In the comment box below, my friend Maria writes about her great grandfather, who always carried kid gloves in order to challenge any man who slighted him to a fencing duel. (The challenge coming in the form of a light slap to the face with a glove!) Maria writes that no-one was maimed and there weren’t any fatalities, though he never lost a duel. She kindly sent this photograph of him on horseback to share at the Artlog. Note his sartorial splendour: the bow at his neck, the cufflinks, gloves and crop, and the stylish hat!

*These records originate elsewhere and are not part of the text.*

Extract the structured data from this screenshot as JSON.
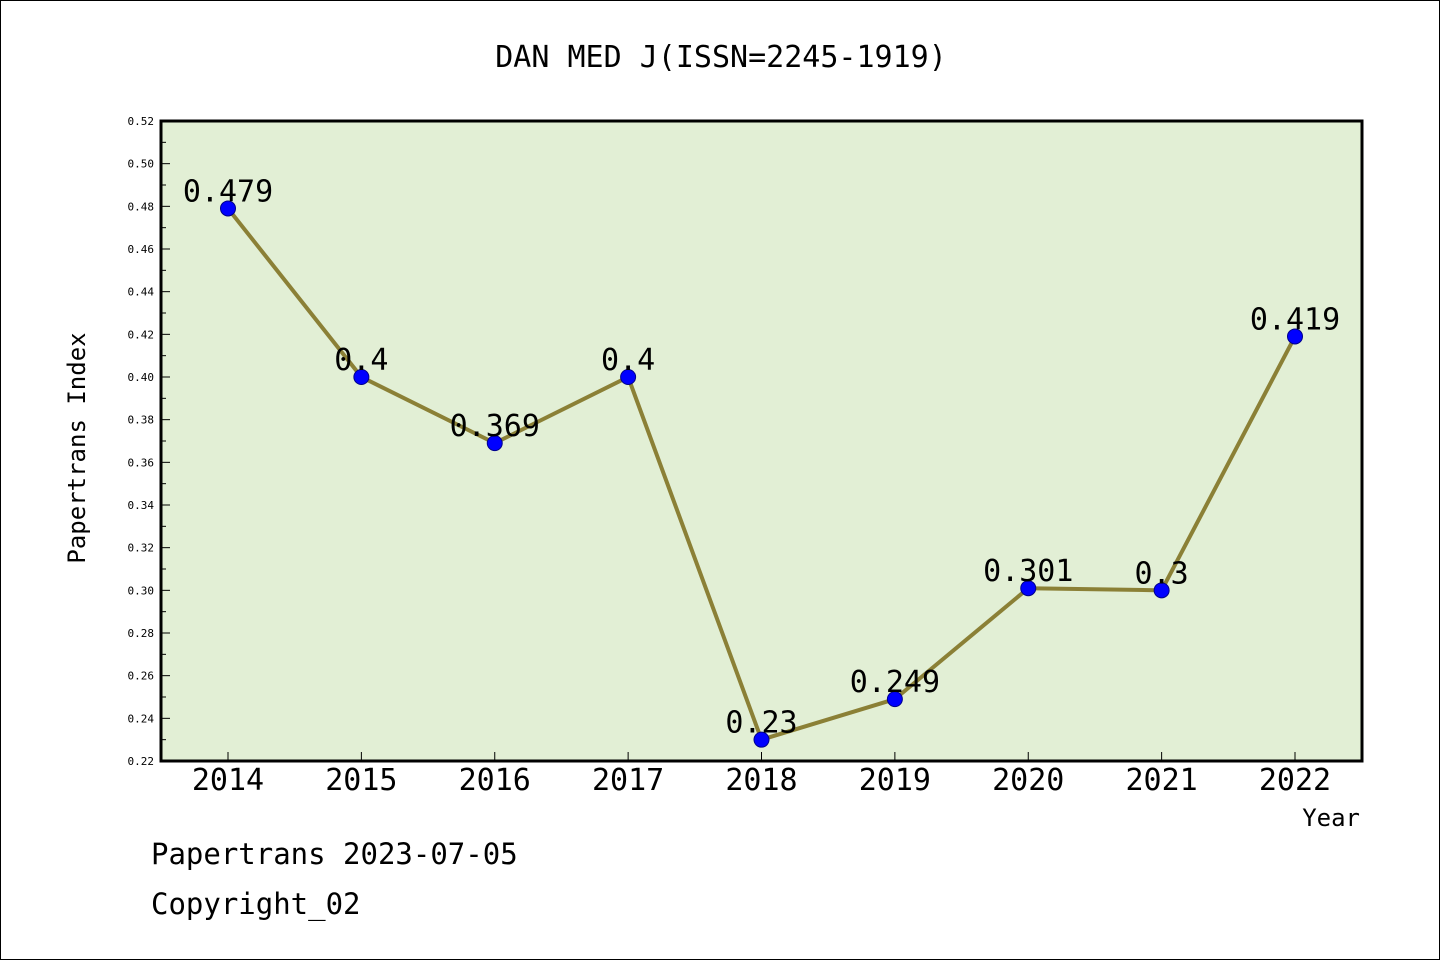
{
  "chart_data": {
    "type": "line",
    "title": "DAN MED J(ISSN=2245-1919)",
    "xlabel": "Year",
    "ylabel": "Papertrans Index",
    "categories": [
      "2014",
      "2015",
      "2016",
      "2017",
      "2018",
      "2019",
      "2020",
      "2021",
      "2022"
    ],
    "values": [
      0.479,
      0.4,
      0.369,
      0.4,
      0.23,
      0.249,
      0.301,
      0.3,
      0.419
    ],
    "data_labels": [
      "0.479",
      "0.4",
      "0.369",
      "0.4",
      "0.23",
      "0.249",
      "0.301",
      "0.3",
      "0.419"
    ],
    "ylim": [
      0.22,
      0.52
    ],
    "yticks": [
      "0.22",
      "0.24",
      "0.26",
      "0.28",
      "0.30",
      "0.32",
      "0.34",
      "0.36",
      "0.38",
      "0.40",
      "0.42",
      "0.44",
      "0.46",
      "0.48",
      "0.50",
      "0.52"
    ],
    "grid": false,
    "legend": "none",
    "colors": {
      "plot_background": "#e2efd5",
      "line": "#8b8036",
      "marker": "#0000ff"
    }
  },
  "footer": {
    "line1": "Papertrans 2023-07-05",
    "line2": "Copyright_02"
  }
}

My thanks, Maria. Your great grandfather looks magnificent!

Jordan’s maquette, day 2

It’s got to be said that over the decade that I’ve been building and using maquettes as studio aids, I’ve got damned ingenious at making constructions that have an enormous degree of pose-ability. Where once they were simple, the backs of the figures are now bewildering layers of levers, double-elbowed joints and sliding bars, the better to help me get the most expressive movements out of the components. The maquette of Jordan is coming along beautifully, and had I not other things to attend to today, it would have been finished this evening. The jacket alone is a fluid shape that can sit snugly on him, but convincingly mimics what occurs to the shoulders of such a garment when the arms within it are raised. Here are some images to show how it looks.

Adding marks and texture to the jacket in green pencil

Tonight I will be adding his hands, clad in tight-fitting lavender gloves!